Daylight Savings Time is bad for your health

The Circadian rhythm largely regulates itself with light, it is therefore plausible that shifting the clock will result in a certain response to our body. The impact of summer time on our body can be big, adjusting to daylight saving time is therefore important!

 

Quality of sleep is essential

 

So what is sleep quality? In short in means a sufficient amount and quality that allows you to successfully move through all of the sleep stages.

Disruption of sleep, including not sleeping enough, can have far-reaching negative short-term and long-term effects on health and well-being.

Short-term effects include decreased cognitive performance, particularly in the realms of memory and learning, an increased risk of mood and emotional disorders and a higher risk of workplace injuries and traffic accidents.

Long-term impacts include an increased risk of some cancers, obesity, type two diabetes, clinical depression and cardiovascular disease.

 

Daylight Savings Time is unhealthy

 

It generally takes a person four days to adjust to Daylight Savings Time. For those with a chronic health condition that can be a hard, even dangerous adjustment period. Cardiac incident patterns offer a clear example of that.

The time shifts into and out of Daylight Saving Time are associated with higher numbers of strokes during the few days after the change, as well as other conditions that impact stroke risk. These include high blood pressure and, in the autumn, with the return to Standard Time and an abrupt loss of evening light, an increased risk of depression (Chronobiology.com).

 

Evolution

 

Humans have evolved in conjunction with the pattern of day and night. That approximately 24-hour cycle of light and dark is a part of us and a part of how our bodies and minds work on a deep, mechanical level. Daylight Saving Time disrupts that significantly and not just by an hour lost or gained in sleeping time.

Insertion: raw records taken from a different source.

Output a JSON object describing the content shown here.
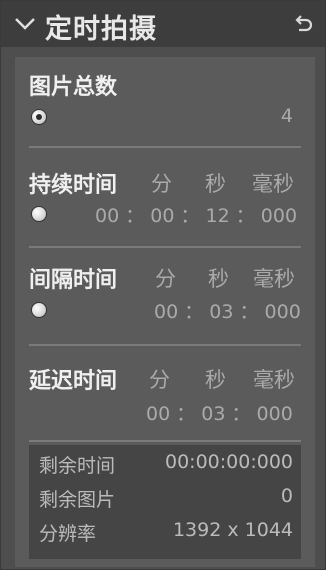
{
  "header": {
    "title": "定时拍摄"
  },
  "total_pictures": {
    "label": "图片总数",
    "value": "4"
  },
  "units": {
    "min": "分",
    "sec": "秒",
    "ms": "毫秒"
  },
  "duration": {
    "label": "持续时间",
    "value": "00 ： 00 ： 12 ： 000"
  },
  "interval": {
    "label": "间隔时间",
    "value": "00 ： 03 ： 000"
  },
  "delay": {
    "label": "延迟时间",
    "value": "00 ： 03 ： 000"
  },
  "info": {
    "remaining_time": {
      "label": "剩余时间",
      "value": "00:00:00:000"
    },
    "remaining_pictures": {
      "label": "剩余图片",
      "value": "0"
    },
    "resolution": {
      "label": "分辨率",
      "value": "1392 x 1044"
    }
  },
  "icons": {
    "collapse": "chevron-down-icon",
    "reset": "undo-icon"
  }
}
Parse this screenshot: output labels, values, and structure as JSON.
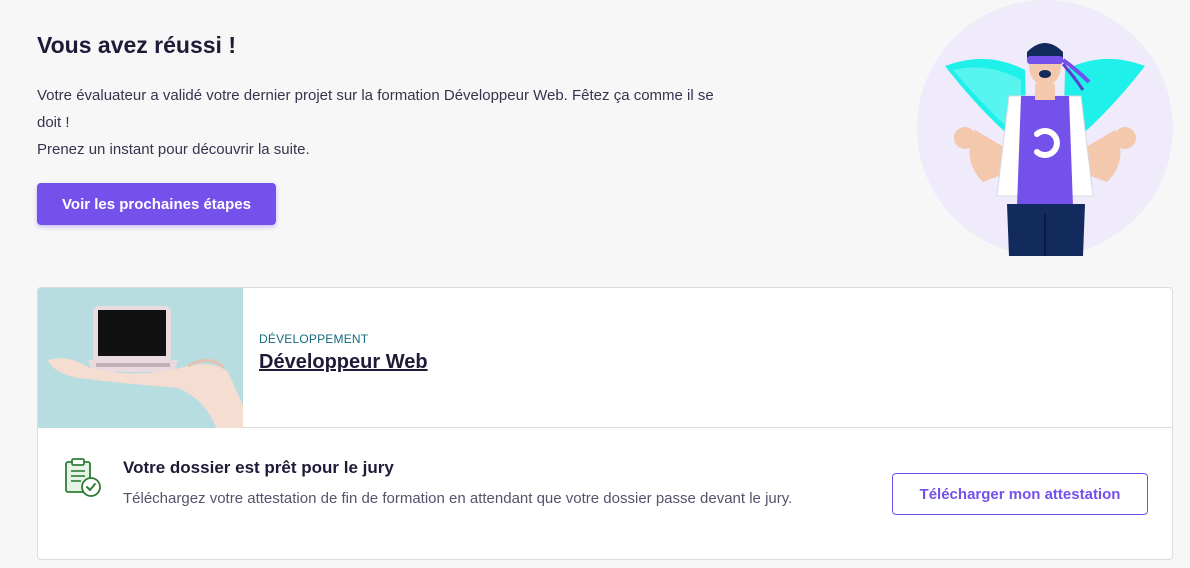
{
  "hero": {
    "title": "Vous avez réussi !",
    "line1": "Votre évaluateur a validé votre dernier projet sur la formation Développeur Web. Fêtez ça comme il se doit !",
    "line2": "Prenez un instant pour découvrir la suite.",
    "button_label": "Voir les prochaines étapes"
  },
  "course": {
    "category": "DÉVELOPPEMENT",
    "title": "Développeur Web"
  },
  "jury": {
    "title": "Votre dossier est prêt pour le jury",
    "text": "Téléchargez votre attestation de fin de formation en attendant que votre dossier passe devant le jury.",
    "button_label": "Télécharger mon attestation"
  },
  "colors": {
    "accent": "#7451eb",
    "category": "#136b7c",
    "success": "#2e7d32"
  }
}
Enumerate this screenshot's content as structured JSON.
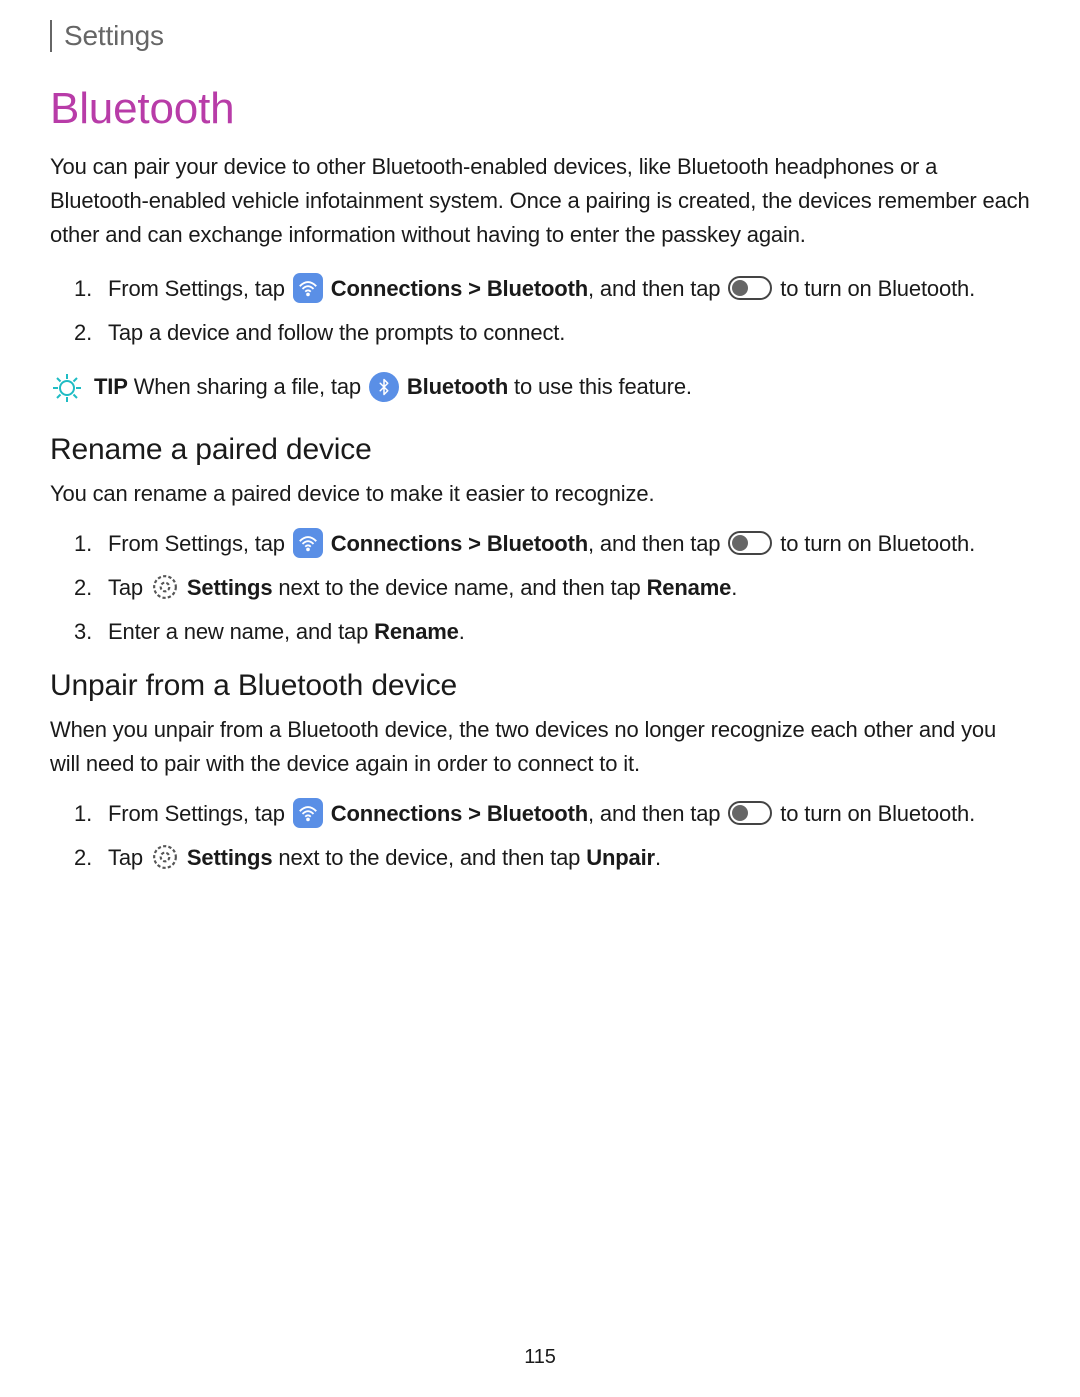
{
  "header": {
    "section": "Settings"
  },
  "title": "Bluetooth",
  "intro": "You can pair your device to other Bluetooth-enabled devices, like Bluetooth headphones or a Bluetooth-enabled vehicle infotainment system. Once a pairing is created, the devices remember each other and can exchange information without having to enter the passkey again.",
  "steps1": {
    "s1a": "From Settings, tap ",
    "s1b_bold": "Connections > Bluetooth",
    "s1c": ", and then tap ",
    "s1d": " to turn on Bluetooth.",
    "s2": "Tap a device and follow the prompts to connect."
  },
  "tip": {
    "label": "TIP",
    "a": " When sharing a file, tap ",
    "b_bold": "Bluetooth",
    "c": " to use this feature."
  },
  "rename": {
    "heading": "Rename a paired device",
    "intro": "You can rename a paired device to make it easier to recognize.",
    "s1a": "From Settings, tap ",
    "s1b_bold": "Connections > Bluetooth",
    "s1c": ", and then tap ",
    "s1d": " to turn on Bluetooth.",
    "s2a": "Tap ",
    "s2b_bold": "Settings",
    "s2c": " next to the device name, and then tap ",
    "s2d_bold": "Rename",
    "s2e": ".",
    "s3a": "Enter a new name, and tap ",
    "s3b_bold": "Rename",
    "s3c": "."
  },
  "unpair": {
    "heading": "Unpair from a Bluetooth device",
    "intro": "When you unpair from a Bluetooth device, the two devices no longer recognize each other and you will need to pair with the device again in order to connect to it.",
    "s1a": "From Settings, tap ",
    "s1b_bold": "Connections > Bluetooth",
    "s1c": ", and then tap ",
    "s1d": " to turn on Bluetooth.",
    "s2a": "Tap ",
    "s2b_bold": "Settings",
    "s2c": " next to the device, and then tap ",
    "s2d_bold": "Unpair",
    "s2e": "."
  },
  "page": "115"
}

Due to that ancient evolutionary pattern, light is one of the primary environmental cues for our circadian rhythm. We have light sensitive cells in our retinas and brains that help to set our body clocks, thereby influencing the timing of bodily functions and brain tasks.

The artificial shifting of sunrise and sunset times deprives us of the natural lighting patterns we need for a smooth adjustment to seasonal changes, allowing for the disruption of the highly complex systems that support health and well-being on the most basic levels.

Science is increasingly demonstrating that such disruption is strongly linked to a wide range of diseases and chronic health conditions.